С этими словами Райнер обернулся туда, где над матовой деревянной панелью на стене виднелся экран телевизора, и показал палочкой одно место на Земле. Ее северное полушарие, освещенное светом, притушенным тучами, выделялось на черном фоне. На самом краю диска, между отрогами Скандинавского полуострова и темным массивом Европы, врезалось море — и палочка, скользнув по стеклу экрана, прошла, невидимому, над тем местом, где у основания Ютландского полуострова лежит Гамбург. Впервые за всю свою историю человек воспользовался Землей с расстояния тысячи километров, как картой. Простой жест Райнера внезапно отвлек нас от воспоминаний и перенес вглубь межпланетного пространства. Тем временем химик, все еще водивший палочкой по экрану, словно это доставляло ему какую-то детскую радость, продолжал:
— Я начал ходить в порт, к морю, чтобы немного освежить голову. Насколько раньше я был уверен в себе, не сомневаясь, что знаю все и что только один шаг отделяет меня от заветной двери, — меня поймет всякий, кто хоть раз в жизни испытывал опьяняющую радость приближения к двери, за которой таится разрешение загадки, — настолько теперь мне казалось, что я ничего не знаю — и даже хуже того, — что ничего у меня не получится, так как, попросту говоря, я для этого слишком глуп.
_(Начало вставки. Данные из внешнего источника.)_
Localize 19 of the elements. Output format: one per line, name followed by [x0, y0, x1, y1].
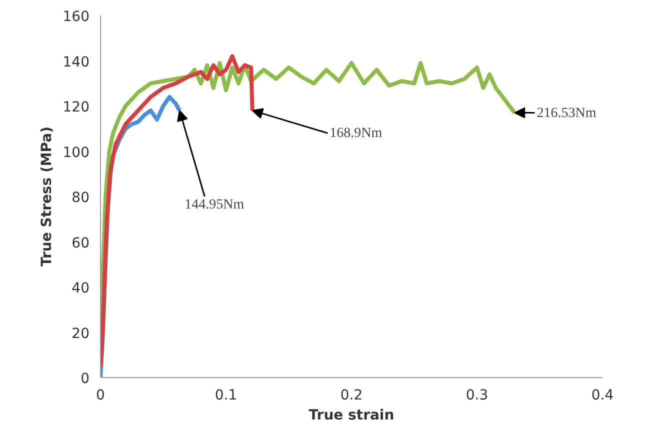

Осеннее море становилось все более бурным, и по волнам, высоким, темным волнам порта, ползали баржи, а дальше, в открытом море, шли корабли, пароходы, и время от времени появлялись паруса рыбачьих скутеров. Я ходил на мол и оставался там так долго, что сторожа заподозрили во мне человека, который хочет покончить самоубийством и никак не может решиться. Но голова моя была полна силиконами и полистиренами, и я не видел ни сторожей, ни моря, ни кораблей, — во всяком случае, мне казалось, что я их не вижу. Я был немного похож на ребенка, которому дали рассыпанную мозаику из множества мелких кусочков и велели сложить ее, а он не умеет. Я не знал, что с чем соединять, но то ли по привычке, то ли от безнадежности складывал мысленно разные фрагменты. Ничего не получалось. Тогда я принялся ходить к профессорам и мучить их вопросами, пока один из них, потеряв терпение, не сказал: «Я, что ли, должен делать за вас?» — и раз навсегда избавил от меня и себя и других. Я снова вернулся к морю. Теперь мне известно, но тогда я не знал, потому что голова у меня, как я уже сказал, была битком набита полистиренами, что уходил я домой только тогда, когда возвращалась одна рыбачья флотилия, вернее — один небольшой парусник, самый быстроходный из всех. У него были как-то особенно подняты паруса. Часто, когда становилось уже совсем темно, я не уходил, а стоял и ждал его. С каким-то не вполне объяснимым любопытством я следил, как он двигался среди пенящихся волн. Я в навигации разбирался слабо, а в том, как он двигался, словно оснащенный крыльями, не было ничего такого, что я мог бы связать со своей работой. Просто прибытие этого парусника было для меня знаком, что прогулку на молу пора кончать.
Однажды вечером, когда я стоял так на бетонном конце мола и ждал, вдруг пошел дождь. Погода, до сих пор ветреная, переходила в бурю. Когда стало уже совсем темно, показались скутеры. Тот, самый быстроходный, был виден очень хорошо, так как его белые паруса выделялись на темном фоне моря. Высокие волны хлестали с такой силой, что за несколько минут вся одежда на мне промокла, но какое-то непонятное чувство не позволило мне уйти. Ветер все усиливался, пронзительно воя, а поверхность моря то поднималась, то опадала. Все скутеры убрали паруса, только тот белый кораблик шел под всеми парусами, даже поднял новые, и был похож на белую, по грудь погрузившуюся в волны птицу, пытающуюся взлететь могучим взмахом крыльев. Быть может, картина была вовсе не такая уж поэтическая, но я уже сказал, что я сухопутная крыса и с навигацией совершенно не знаком. Когда я увидел, как этот кораблик, подняв паруса и набирая скорость, приближается к остальным, обгоняет их и уходит в туман и мглу, со мной произошло что-то, заставившее меня немедленно вернуться домой. Я решил, что организм у меня менее вынослив, чем голова: она жаждет каких-то сильных впечатлений, а он требует только отдыха. Вернувшись домой, я собрал свои карточки и — пусть посмеется над этим, кто может! — решил выписать новую литературу, чтобы как можно скорее с ней познакомиться. Так, с пером в руке, я уснул за письменным столом на половине недописанного слова. Мне приснился удивительный сон.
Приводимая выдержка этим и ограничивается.